Eine Aufnahme von Flüchtlingen durch die Bundesrepublik wird faktisch von niemandem in Frage gestellt, neun von zehn Deutschen (91 Prozent) halten die Aufnahme ukrainischer Flüchtlinge grundsätzlich für richtig. In den Reihen der AfD fällt der Zuspruch weniger einhellig aus, aber auch hier überwiegt aktuell eine positive Haltung in dieser Frage. Gut sechs von zehn Deutschen meinen, die Ukraine sollte langfristig in die Europäische Union aufgenommen werden. 63 Prozent stimmen dieser Aussage zu, jeder Vierte (26 Prozent) stimmt ihr nicht zu.

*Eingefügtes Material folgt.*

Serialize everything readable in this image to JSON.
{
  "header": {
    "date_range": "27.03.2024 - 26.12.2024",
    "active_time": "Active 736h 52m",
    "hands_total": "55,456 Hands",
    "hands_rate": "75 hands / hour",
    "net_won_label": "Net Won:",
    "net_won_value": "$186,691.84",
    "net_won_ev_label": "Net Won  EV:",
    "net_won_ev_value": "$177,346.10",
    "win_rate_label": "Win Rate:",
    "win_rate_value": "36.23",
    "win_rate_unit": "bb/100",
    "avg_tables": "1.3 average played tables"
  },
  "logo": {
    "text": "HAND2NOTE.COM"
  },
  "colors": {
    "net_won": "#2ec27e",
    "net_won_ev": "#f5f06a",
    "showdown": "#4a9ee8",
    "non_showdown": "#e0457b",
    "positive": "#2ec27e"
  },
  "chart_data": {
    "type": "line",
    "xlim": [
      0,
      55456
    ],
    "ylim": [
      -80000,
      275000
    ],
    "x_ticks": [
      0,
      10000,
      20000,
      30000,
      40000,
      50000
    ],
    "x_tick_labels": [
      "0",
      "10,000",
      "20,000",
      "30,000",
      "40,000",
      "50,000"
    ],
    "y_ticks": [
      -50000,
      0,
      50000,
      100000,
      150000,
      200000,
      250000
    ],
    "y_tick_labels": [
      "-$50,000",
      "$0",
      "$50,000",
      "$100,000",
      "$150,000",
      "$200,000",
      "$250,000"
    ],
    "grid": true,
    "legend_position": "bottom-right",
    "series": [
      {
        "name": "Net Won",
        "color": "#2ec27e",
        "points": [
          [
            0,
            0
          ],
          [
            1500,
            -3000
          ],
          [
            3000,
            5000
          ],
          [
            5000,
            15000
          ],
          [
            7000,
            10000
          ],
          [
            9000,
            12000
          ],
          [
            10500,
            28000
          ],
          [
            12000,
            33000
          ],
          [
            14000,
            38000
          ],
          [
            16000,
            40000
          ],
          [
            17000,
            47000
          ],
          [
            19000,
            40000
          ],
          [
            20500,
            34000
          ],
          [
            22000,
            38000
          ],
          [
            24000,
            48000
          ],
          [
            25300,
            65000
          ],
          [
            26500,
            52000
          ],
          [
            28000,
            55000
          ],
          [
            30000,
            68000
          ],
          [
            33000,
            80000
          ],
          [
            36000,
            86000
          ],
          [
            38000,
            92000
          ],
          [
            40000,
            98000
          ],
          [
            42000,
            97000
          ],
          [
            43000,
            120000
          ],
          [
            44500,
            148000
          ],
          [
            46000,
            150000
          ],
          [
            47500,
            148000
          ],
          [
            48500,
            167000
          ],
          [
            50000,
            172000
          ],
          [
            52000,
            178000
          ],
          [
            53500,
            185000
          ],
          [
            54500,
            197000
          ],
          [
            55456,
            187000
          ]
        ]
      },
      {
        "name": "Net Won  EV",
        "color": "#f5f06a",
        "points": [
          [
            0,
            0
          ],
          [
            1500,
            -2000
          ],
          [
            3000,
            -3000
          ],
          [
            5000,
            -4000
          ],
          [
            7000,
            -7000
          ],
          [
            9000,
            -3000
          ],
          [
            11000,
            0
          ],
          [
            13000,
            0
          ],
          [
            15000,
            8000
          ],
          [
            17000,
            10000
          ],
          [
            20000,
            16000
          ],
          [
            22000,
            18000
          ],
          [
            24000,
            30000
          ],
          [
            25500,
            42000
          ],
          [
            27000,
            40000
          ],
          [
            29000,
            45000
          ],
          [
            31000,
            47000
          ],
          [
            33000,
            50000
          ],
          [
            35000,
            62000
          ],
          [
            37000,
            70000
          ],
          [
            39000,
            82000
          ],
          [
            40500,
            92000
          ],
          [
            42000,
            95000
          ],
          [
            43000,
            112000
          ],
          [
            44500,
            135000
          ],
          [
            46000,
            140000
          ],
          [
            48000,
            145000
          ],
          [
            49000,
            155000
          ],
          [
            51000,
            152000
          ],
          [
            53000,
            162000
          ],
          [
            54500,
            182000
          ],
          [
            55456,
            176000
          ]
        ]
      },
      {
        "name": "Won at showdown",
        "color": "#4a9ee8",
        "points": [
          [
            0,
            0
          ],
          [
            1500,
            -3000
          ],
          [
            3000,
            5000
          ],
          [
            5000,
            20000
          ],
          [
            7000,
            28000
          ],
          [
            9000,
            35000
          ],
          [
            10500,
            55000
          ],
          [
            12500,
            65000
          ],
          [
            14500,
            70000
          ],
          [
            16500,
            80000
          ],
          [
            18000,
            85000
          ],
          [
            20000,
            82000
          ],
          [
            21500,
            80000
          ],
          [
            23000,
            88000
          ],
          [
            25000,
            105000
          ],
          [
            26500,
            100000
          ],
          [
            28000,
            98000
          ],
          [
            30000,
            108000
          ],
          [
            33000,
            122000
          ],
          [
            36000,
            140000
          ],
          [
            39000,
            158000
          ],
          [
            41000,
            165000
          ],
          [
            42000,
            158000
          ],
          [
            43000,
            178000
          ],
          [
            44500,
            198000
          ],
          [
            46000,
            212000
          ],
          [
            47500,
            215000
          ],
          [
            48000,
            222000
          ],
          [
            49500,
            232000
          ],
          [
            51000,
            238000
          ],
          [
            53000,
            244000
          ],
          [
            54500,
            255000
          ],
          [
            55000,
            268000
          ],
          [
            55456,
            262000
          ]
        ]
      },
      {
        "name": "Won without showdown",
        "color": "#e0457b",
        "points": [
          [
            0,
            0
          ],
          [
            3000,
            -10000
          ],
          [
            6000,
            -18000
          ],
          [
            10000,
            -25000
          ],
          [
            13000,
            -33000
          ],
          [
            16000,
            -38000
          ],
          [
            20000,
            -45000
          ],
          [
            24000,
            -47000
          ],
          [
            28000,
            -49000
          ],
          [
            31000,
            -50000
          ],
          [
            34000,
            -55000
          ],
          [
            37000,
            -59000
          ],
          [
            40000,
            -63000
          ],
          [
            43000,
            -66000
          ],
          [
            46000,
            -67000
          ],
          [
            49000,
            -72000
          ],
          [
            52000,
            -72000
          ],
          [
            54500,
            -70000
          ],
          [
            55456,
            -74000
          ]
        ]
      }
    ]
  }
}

Der ukrainische Präsident Wolodymyr Selenskyj hatte Anfang der Woche einen sofortigen EU-Beitritt seines Landes gefordert. Die Wahrnehmung der Ukraine hat sich bei den Deutschen in der aktuellen Krise schlagartig geändert. Mit 63 Prozent versteht erstmals eine Mehrheit die Ukraine als Partner, dem man vertrauen kann. Das sind 33 Prozentpunkte mehr als noch im Januar. Zugleich fällt das Ansehen Russlands bei den Deutschen auf einen Tiefstand. Gerade einmal sechs Prozent sehen Russland derzeit als vertrauenswürdigen Partner Deutschlands (-11). Gefestigt präsentiert sich in der aktuellen sicherheitspolitischen Krise die Beziehung der Deutschen zur NATO. 83 Prozent unterstreichen in diesen Tagen die Bedeutung des Militärbündnisses für den Frieden in Europa. Der Einmarsch in die Ukraine lässt rückblickend viele an der bisherigen deutschen Russland-Politik zweifeln.

Zwei Drittel (68 Prozent) sind der Meinung, die Bundesrepublik sei in den vergangenen Jahren zu nachsichtig gegenüber Wladimir Putin gewesen. Für die Erhebung befragte Infratest insgesamt 1.320 Personen vom 28. Februar bis 2. März 2022.